Así que la alternativa válida es lavarlos en seco. El remedio práctico y funcional viene directamente de nuestras abuelas , que son verdaderamente imbatibles en cuanto a limpieza y trucos gratuitos. Cualquiera tiene bicarbonato en casa, que es uno de los aliados a los que nadie podría renunciar jamás . El bicarbonato de sodio también es formidable en este caso, te permite tener almohadas blancas e impecables en poco tiempo. 

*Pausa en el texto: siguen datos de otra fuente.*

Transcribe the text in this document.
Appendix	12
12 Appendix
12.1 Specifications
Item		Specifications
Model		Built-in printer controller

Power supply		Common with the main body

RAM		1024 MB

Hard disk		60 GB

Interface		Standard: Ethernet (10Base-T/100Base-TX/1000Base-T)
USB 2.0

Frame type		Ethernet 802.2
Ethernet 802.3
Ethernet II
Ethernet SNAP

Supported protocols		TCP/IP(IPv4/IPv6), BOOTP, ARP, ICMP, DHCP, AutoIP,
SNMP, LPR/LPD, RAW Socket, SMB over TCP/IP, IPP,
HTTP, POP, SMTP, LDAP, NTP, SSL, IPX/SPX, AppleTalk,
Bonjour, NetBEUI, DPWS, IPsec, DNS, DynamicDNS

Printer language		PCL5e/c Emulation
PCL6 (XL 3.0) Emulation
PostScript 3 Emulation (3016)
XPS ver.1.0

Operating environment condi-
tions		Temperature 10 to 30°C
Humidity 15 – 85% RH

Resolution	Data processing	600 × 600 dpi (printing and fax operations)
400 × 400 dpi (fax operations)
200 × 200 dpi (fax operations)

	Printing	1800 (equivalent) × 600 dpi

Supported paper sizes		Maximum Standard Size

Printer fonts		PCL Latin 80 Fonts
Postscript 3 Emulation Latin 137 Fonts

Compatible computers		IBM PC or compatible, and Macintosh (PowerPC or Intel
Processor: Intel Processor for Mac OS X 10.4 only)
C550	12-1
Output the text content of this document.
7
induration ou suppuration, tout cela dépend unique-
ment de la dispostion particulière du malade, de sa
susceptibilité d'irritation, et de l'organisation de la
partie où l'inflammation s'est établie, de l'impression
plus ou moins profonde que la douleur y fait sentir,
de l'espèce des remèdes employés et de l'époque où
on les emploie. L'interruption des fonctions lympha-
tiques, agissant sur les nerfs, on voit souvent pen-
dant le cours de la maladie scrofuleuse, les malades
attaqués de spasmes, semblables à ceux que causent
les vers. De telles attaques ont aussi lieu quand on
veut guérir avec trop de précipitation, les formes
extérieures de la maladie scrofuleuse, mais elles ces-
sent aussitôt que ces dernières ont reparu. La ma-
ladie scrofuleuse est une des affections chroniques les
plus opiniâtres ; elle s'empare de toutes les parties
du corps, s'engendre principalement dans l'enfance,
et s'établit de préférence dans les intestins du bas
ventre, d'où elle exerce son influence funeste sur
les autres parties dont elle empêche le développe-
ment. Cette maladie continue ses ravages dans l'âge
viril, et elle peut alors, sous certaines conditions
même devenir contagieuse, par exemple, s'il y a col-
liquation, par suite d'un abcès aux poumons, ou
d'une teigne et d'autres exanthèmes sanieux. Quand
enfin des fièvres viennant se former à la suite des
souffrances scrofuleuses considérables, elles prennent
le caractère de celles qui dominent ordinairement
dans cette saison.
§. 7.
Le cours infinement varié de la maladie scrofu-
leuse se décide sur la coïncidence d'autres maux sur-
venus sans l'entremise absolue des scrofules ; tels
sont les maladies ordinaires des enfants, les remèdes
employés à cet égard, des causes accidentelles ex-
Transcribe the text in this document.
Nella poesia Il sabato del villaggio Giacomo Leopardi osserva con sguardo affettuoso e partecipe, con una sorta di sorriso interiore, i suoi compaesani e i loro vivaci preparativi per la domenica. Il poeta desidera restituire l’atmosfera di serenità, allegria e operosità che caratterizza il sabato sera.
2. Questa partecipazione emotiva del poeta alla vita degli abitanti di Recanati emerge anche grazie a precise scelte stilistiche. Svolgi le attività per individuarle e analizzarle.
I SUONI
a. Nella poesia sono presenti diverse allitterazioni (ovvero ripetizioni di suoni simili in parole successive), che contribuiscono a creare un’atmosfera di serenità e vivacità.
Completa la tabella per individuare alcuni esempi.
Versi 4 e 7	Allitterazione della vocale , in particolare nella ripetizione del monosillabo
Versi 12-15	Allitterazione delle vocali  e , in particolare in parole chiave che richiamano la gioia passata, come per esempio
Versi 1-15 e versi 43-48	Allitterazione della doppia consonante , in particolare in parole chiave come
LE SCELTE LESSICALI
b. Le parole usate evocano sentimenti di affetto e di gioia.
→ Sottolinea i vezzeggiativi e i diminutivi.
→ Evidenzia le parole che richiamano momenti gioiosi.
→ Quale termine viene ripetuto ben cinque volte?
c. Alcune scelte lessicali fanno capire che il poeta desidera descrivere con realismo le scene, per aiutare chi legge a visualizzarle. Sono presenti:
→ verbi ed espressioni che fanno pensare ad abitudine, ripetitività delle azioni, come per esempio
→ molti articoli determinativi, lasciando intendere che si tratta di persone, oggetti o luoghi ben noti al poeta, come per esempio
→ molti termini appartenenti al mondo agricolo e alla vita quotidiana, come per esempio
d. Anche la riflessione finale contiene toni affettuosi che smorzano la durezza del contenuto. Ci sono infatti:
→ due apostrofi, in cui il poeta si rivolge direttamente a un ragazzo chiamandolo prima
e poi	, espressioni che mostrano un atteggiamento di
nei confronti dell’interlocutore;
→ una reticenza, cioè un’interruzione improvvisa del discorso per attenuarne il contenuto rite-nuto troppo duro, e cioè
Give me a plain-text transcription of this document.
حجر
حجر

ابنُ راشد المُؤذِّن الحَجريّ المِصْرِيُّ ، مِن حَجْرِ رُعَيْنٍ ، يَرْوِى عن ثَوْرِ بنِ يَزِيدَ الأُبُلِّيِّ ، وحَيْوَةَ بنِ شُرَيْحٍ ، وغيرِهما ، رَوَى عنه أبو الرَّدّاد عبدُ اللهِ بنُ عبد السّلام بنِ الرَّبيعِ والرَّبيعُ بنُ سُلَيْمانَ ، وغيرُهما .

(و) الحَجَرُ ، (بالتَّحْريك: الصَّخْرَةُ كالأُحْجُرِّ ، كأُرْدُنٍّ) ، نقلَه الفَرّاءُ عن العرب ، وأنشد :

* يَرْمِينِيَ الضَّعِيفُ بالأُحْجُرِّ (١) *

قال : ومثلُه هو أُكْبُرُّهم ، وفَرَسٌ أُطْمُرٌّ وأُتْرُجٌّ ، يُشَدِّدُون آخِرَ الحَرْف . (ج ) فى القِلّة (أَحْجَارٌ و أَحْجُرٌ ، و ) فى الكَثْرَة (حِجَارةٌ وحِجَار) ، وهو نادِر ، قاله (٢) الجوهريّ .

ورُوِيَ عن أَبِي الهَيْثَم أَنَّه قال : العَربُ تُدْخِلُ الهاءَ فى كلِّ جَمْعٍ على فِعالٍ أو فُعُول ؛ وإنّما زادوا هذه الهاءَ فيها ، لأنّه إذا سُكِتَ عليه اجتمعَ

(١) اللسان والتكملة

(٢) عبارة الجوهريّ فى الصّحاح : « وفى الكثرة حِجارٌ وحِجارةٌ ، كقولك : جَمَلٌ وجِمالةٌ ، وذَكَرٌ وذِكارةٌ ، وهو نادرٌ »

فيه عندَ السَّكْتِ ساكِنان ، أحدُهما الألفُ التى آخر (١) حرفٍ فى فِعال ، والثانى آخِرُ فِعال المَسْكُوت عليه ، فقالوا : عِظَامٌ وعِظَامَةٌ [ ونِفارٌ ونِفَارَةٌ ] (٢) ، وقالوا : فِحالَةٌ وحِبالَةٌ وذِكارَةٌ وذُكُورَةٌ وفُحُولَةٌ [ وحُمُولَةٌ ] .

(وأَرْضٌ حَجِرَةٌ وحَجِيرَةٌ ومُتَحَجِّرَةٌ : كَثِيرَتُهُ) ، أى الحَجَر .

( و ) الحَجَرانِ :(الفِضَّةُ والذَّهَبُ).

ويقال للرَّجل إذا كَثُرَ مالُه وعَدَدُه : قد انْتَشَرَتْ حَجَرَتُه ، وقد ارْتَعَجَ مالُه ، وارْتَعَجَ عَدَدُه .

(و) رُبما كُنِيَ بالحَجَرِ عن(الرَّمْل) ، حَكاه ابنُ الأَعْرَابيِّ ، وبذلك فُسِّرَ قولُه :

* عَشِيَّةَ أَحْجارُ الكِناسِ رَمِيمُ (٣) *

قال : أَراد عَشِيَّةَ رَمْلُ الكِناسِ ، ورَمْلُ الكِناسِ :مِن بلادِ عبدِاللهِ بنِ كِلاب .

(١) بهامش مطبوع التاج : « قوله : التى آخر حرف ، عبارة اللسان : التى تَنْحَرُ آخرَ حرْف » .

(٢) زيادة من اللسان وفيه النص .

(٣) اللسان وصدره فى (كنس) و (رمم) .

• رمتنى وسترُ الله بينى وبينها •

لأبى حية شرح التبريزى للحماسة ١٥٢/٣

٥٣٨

Entre otras cosas , el bicarbonato debe usarse en pequeñas cantidades , sin agua. El producto permite higienizar y refrescar los cojines extendiéndolos por la superficie y dejándolo actuar un máximo de una hora. Si quieres tener un efecto aún más interesante, puedes mezclar bicarbonato de sodio y gotas de aceite de cualquier fragancia. El resultado será fabuloso.

Para retirarlo una vez pasado el tiempo de aplicación , utilice un cepillo o simplemente una aspiradora. Se utiliza bicarbonato de sodio, porque tiene una fantástica acción limpiadora y absorbente, en su lugar añadir aceite permite darle un buen olor a la almohada y eliminar gérmenes y bacterias.

Polvos de talco, otro remedio válido contra las manchas

Un segundo remedio tiene como protagonistas a los polvos de talco, que se utilizan desde la antigüedad para calmar las rojeces de la piel de los niños, para contrarrestar la irritación, el sudor, para secar la humedad de la piel. Del mismo modo y por sus mismas propiedades absorbentes, es capaz de absorber la grasa de los cojines y eliminar todas las manchas.

Basta con espolvorear la almohada con polvos de talco y dejar actuar unas horas, luego de la misma forma que se hace con el bicarbonato de sodio, utilizar un cepillo para eliminar el exceso de polvo o una aspiradora que sin duda es más cómoda.

Cómo usar el vinagre y otros productos naturales que tenemos en casa

Estos dos remedios van acompañados de vinagre, que refresca y elimina los malos olores de la almohada rápidamente. Luego se vierte vinagre en un cubo de agua, luego se sumerge un paño en la solución, se escurre bien porque no debe estar mojado en absoluto.

A la solución obtenida, puedes añadir unas gotas de aceite esencial de tu elección de varias fragancias. Se indican naranja, mandarina, lavanda que también ayudan a relajarse y dormir. Luego se pasa el paño húmedo sobre el cojín y luego se deja secar al sol o al aire.

No puede faltar el limón y la sal que tienen una increíble acción limpiadora quitamanchas en todos los tejidos. De hecho, el limón se usó una vez para revivir la blancura natural de la ropa, mientras que la sal es conocida por sus grandes propiedades desengrasantes y antibacterianas. Luego, se mezclan los dos productos, hasta obtener una pasta que se espolvorea directamente sobre la almohada, en cantidades modestas.

Nos enfocamos especialmente donde hay manchas usando un paño húmedo. Se deja actuar durante una hora. Una vez transcurrido el tiempo necesario, se puede retirar con un paño seco o limpio. Al final, la almohada se verá como recién lavada o comprada.

Jabón de Marsella

El último remedio para tener almohadas blancas y sin manchas pasa por el uso del jabón de Marsella.

Solo se debe verter un vaso en un litro de agua tibia. Humedezca un paño en la solución , escúrralo muy bien y aplíquelo sobre la almohada. Luego déjalo secar, los cojines quedarán perfectos.